The union’s outlined structure and ramp gives the mayor a path to keeping her campaign promises for a school nurse, a librarian and a social worker in every school — and real justice for every student in the district at the end of that ramp. The structure is designed to support the State of Illinois’ 2017 equity based school funding formula, which is currently sending just over a billion additional dollars a year to CPS to support low-income students, English language learners, special education students, and children and youth who confront high levels of trauma.

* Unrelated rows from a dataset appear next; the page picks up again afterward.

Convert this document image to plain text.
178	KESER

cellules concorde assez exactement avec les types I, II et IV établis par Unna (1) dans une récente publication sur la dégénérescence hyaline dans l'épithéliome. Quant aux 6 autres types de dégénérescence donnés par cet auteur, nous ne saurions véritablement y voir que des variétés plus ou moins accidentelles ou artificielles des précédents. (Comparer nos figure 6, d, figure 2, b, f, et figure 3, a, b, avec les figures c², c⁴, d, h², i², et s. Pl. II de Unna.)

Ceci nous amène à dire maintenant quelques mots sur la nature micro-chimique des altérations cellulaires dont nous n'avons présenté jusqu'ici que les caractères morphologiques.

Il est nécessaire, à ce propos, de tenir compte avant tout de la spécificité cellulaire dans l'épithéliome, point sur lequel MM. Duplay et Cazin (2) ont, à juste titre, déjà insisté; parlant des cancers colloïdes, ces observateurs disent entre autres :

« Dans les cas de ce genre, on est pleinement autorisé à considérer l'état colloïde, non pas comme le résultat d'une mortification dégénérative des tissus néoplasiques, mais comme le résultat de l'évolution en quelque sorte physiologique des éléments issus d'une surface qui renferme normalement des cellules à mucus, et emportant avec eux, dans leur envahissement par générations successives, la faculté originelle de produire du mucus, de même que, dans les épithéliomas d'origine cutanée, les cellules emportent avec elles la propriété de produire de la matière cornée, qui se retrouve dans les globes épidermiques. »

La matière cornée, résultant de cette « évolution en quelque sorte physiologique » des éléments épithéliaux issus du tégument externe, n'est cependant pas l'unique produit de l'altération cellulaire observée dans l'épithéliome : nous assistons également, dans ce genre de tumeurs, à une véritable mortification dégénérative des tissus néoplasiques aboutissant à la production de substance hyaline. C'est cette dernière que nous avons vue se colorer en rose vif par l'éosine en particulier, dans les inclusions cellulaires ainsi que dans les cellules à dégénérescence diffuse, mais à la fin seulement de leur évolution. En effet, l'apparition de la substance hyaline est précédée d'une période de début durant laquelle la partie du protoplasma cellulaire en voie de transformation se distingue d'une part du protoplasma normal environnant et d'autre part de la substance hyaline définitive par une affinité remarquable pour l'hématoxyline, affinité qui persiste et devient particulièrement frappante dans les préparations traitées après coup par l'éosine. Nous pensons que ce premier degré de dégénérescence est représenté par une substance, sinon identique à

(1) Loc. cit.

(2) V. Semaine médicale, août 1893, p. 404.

The union continues to seek a hard—and enforceable—cap to class sizes, which have exploded this year by at least 15%, to over 1,300 overcrowded classrooms. Close to 25% of elementary students are packed into classrooms that blow past CPS’ own contractually declared staffing levels, and 35% of high school students attend at least one overcrowded classroom.
“Today’s structure lays out a path for a phase-in of staffing and class size caps for all schools and begins the phase-in for students who demonstrate the most need,” said CTU President Jesse Sharkey. “Every single school deserves a nurse five days a week, a librarian, a restorative justice coordinator, a social worker and more. And our outline today allows for that phase-in, along with training for staff that will help every school get to full staffing.”
Teachers in every other school district in Illinois can both bargain over and strike over class sizes and staffing levels. The CTU can bargain those same issues with management consent, but can only strike over wages, benefits and some working conditions. Those issues remain outstanding at the bargaining table, as well.
“We have enhanced our commitment to class size caps by adding two mechanisms that help the district get to the mayor’s promises: an equity lens that the mayor routinely invokes, and a commitment to prioritize our most disadvantaged school communities first,” said CTU Vice President Stacy Davis Gates.
The phase-in structure of the union’s outline is designed to provide both the equity our students have been promised and time for the district to get there.
“Our structure, instead, is designed to ease conditions quickly in the most hard-hit schools first, and lift up equity for every single school community in our city over the life of the contract,” said Gates.